The mineral side of soil: sand, silt, and clay
The mineral part of soil is composed of varying amounts of sand, silt, and clay. Their characteristics have a big influence on soil behavior and management needs.
• Of the 3 kinds of mineral particles, sand is the largest in size; about 50 sand particles laid side by side would equal 1 centimeter (125 per inch).
• Sand is mainly quartz (silicon dioxide) and contains few plant nutrients.
• Moderate amounts improve soil drainage, aeration, and filth (workability).
• It consists mainly of ground up sand particles (quartz), which are often coated with clay.
• It contains few nutrients in itself except those that might be in the clay coating.
• Silt particles are too small to help improve drainage and aeration.
Clay particles are the smallest of the 3 (about 4000 of them laid side by side would equal 1 cm). Farmers know that clay has a big influence on soil behavior. High clay content usually makes for harder plowing, more compaction, and poorer drainage, but it does assure good water-holding capacity. Aside from this, clays have 3 other important features:
• Source of plant nutrients: Unlike sand and silt, clays are aluminum-silicate minerals that also have varying amounts of plant nutrients such as potassium, calcium, magnesium, and iron, etc. A good part of a soil's native fertility can come from its clay portion.
• Clays have a negative charge: This makes them act like tiny magnets to attract and hold those plant nutrients that have a positive (+) charge like potassium (K+), calcium (Ca++), magnesium (Mg++), and the ammonium form of nitrogen (NH.+). This helps greatly to keep these nutrients from being carried downward beyond the root zone by rainfall or irrigation. (The term leaching is used to describe this type of loss.)
• Tremendous surface area: Each clay particle is really a laminated structure consisting of tiny plates. This lattice arrangement plus small particle size gives clays an amazing amount of surface area for attracting and holding positively-charged nutrients. In fact, one cubic centimeter of clay particles contains about 1-3 square meters of surface area.
All Clay isn't the Same
There are several different types of clay, and most soils contain at least two. Understanding some basics about clay types will help you interpret the soils in your work area. It's important to understand the difference between temperate clays and tropical clays and why both types are found in the tropics.
• Temperate clays: These are 2:1 silicate clays such as montmorillinite and illite that dominate the clay portion of most temperate zone soils but may also be found in the tropics.

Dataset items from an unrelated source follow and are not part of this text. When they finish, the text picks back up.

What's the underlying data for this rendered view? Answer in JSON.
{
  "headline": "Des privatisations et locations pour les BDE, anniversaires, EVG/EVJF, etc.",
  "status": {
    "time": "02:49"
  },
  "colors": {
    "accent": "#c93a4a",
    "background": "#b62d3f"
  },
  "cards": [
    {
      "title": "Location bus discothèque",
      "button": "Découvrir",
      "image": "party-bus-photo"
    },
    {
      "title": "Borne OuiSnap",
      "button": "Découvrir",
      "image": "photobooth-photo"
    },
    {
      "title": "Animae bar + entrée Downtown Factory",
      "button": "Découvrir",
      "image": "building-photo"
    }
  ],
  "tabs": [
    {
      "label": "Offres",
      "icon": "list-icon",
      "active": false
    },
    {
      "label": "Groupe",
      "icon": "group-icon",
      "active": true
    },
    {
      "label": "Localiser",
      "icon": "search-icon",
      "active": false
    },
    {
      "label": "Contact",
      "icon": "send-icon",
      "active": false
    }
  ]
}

The 2:1 figure refers to the ratio of silicate to aluminum plates in a clay particle's laminated structure. Soils with a good amount of these temperate clays are very sticky and plastic when wet; some kinds such as montmorillinite shrink and swell readily, forming large cracks upon drying out. They also have a relatively high negative charge (good for holding positively-charged nutrients>.
• Tropical clays: These are 1:1 silicate clays, such as kaolinite, and hydrous oxide clays of iron and aluminum that often make up most of the clay portion of old, well drained soils in the tropics and subtropics, mainly in areas with at least 6 months of rainfall. These clays have lost lots of silicate due to centuries of weathering and leaching. Unlike the 2:1 clays, these "tropical" clays are much less sticky and plastic and are easier to work with, even when clay content is high. However, they usually have much less negative charge and lower natural fertility than temperate clays. Soils whose clay portion is largely "tropical" can usually be identified by their red or yellow colors.